L’université en résistance

lundi 7 juillet 2014.
 

François Fillon indiquait cette semaine dans The Telegraph que les universités françaises sont « des foyers de marxisme » ! Quand on sait combien il est difficile depuis trois décennies de défendre la seule idée d’y faire un cours sur Marx, on comprend combien l’ancien premier ministre a manifesté en une phrase son ignorance complète du dossier de l’enseignement supérieur et de la recherche (ESR). Mais on saisit en même temps combien il fut, à sa manière, le « Margareth Tatcher de l’ESR ». L’autonomie des universités, c’est-à-dire la libéralisation du service public de l’ESR et la mise en concurrence des universités, pour lui, c’est clair, there was no alternative !

Pendant ce temps, dans le monde réel (celui qui subit les politiques d’austérité), la colère du « peuple » universitaire grandit depuis quelques semaines. Un appel retentissant, quelques jours avant le remaniement ministériel, a rassemblé plus de 11000 signataires, pour un réel changement, ici et maintenant, dans l’ESR. En réponse la re-nomination de Madame Firoraso a fini de cristalliser le mécontentement.

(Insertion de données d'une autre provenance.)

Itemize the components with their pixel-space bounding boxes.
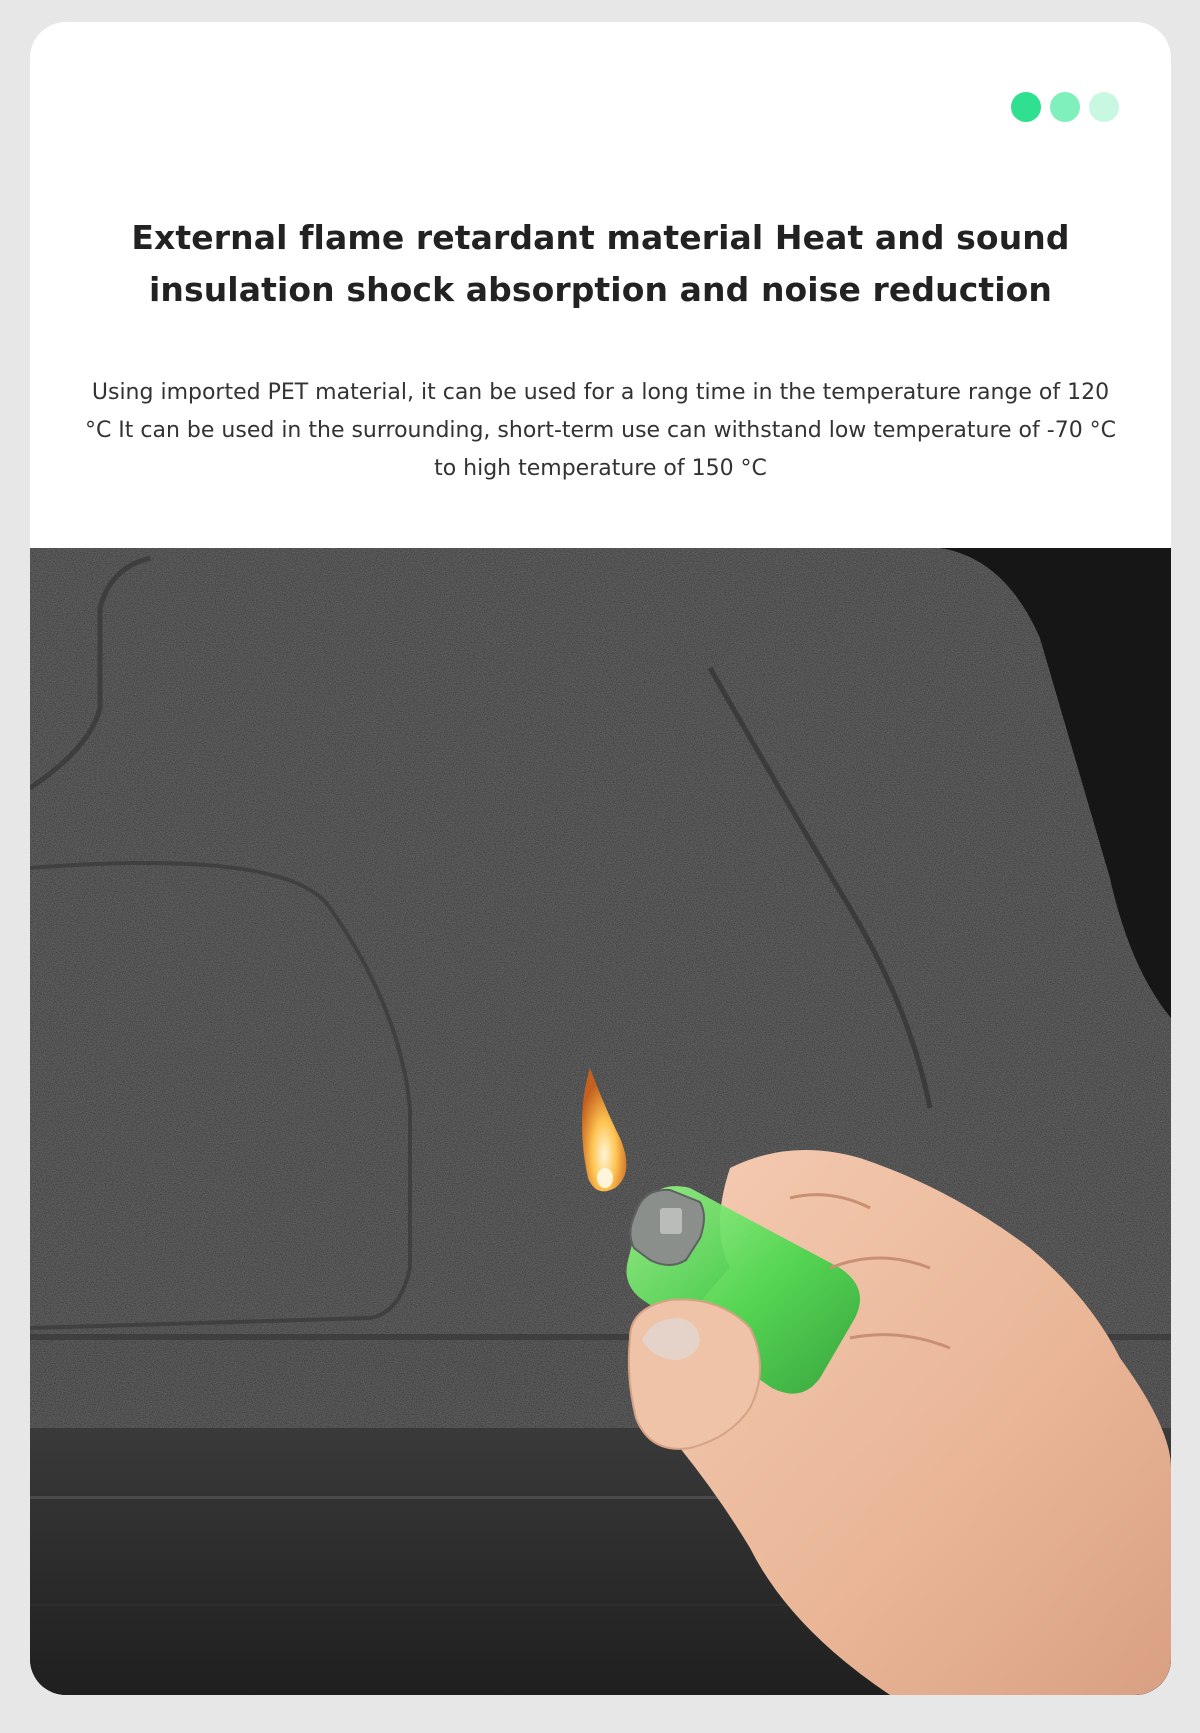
product-card (30, 22, 1171, 1695)
lighter-striker (660, 1208, 682, 1234)
progress-dot-3 (1089, 92, 1119, 122)
flame-core (597, 1168, 613, 1188)
product-photo (30, 548, 1171, 1695)
flame-test-illustration (30, 548, 1171, 1695)
progress-dots (1011, 92, 1119, 122)
progress-dot-2 (1050, 92, 1080, 122)
description: Using imported PET material, it can be used for a long time in the temperature range of 120 °C It can be used in the surrounding, short-term use can withstand low temperature of -70 °C to high temperature of 150 °C (84, 380, 1117, 481)
headline: External flame retardant material Heat and sound insulation shock absorption and noise reduction (131, 218, 1070, 309)
progress-dot-1 (1011, 92, 1041, 122)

Le malaise est en effet immense en raison d’une déferlante qui, jour après jour, détricote un peu plus violemment un service fondamental pour notre avenir commun en imposant, comme dans tous les autres secteurs publics, les mêmes punitions et les mêmes faux remèdes : regroupements territoriaux, mutualisations, « rationalisation », « économies d’échelle », restrictions budgétaires, précarisation des personnels, pression manageriale, la même ritournelle inefficace et destructrice depuis des années, venue tout droit du privé à l’heure du nouveau management public, envahit les universités comme elle s’est emparée du rail, de l’énergie, des hôpitaux, des bureaux de poste, des écoles et même plus récemment des collectivités territoriales.

A quand une convergence des luttes pour la défense des services publics ? A l’image des cheminots et des intermittents, les universitaires se mobilisent. Un grand colloque pour « repenser l’autonomie » a réuni le 10 juin dernier tous ceux qui veulent avancer en ne se soumettant pas à l’arbitraire du dogme libéral au sein de l’université. Un appel du 18 juin a même été lancé cette semaine pour marquer la nécessité de résister ouvertement aux regroupements à marche forcée en cours.

La vraie révolte qui vient n’est pas là où François Fillon la voit. Elle n’est pas dans le désir de moins d’Etat, dans des attaques sans cesse renouvelées contre la puissance publique en vue de la réduire à sa plus faible expression. Universitaires de tout le pays, unissez-vous !, pourrait être le mot d’ordre d’un appel à défendre le service public de l’ESR qui réunirait bien au-delà de la poignée de marxistes ayant survécu dans la paysage universitaire, et rassemblerait tous ceux qui n’ont pas renoncé à exercer leur mission de service public.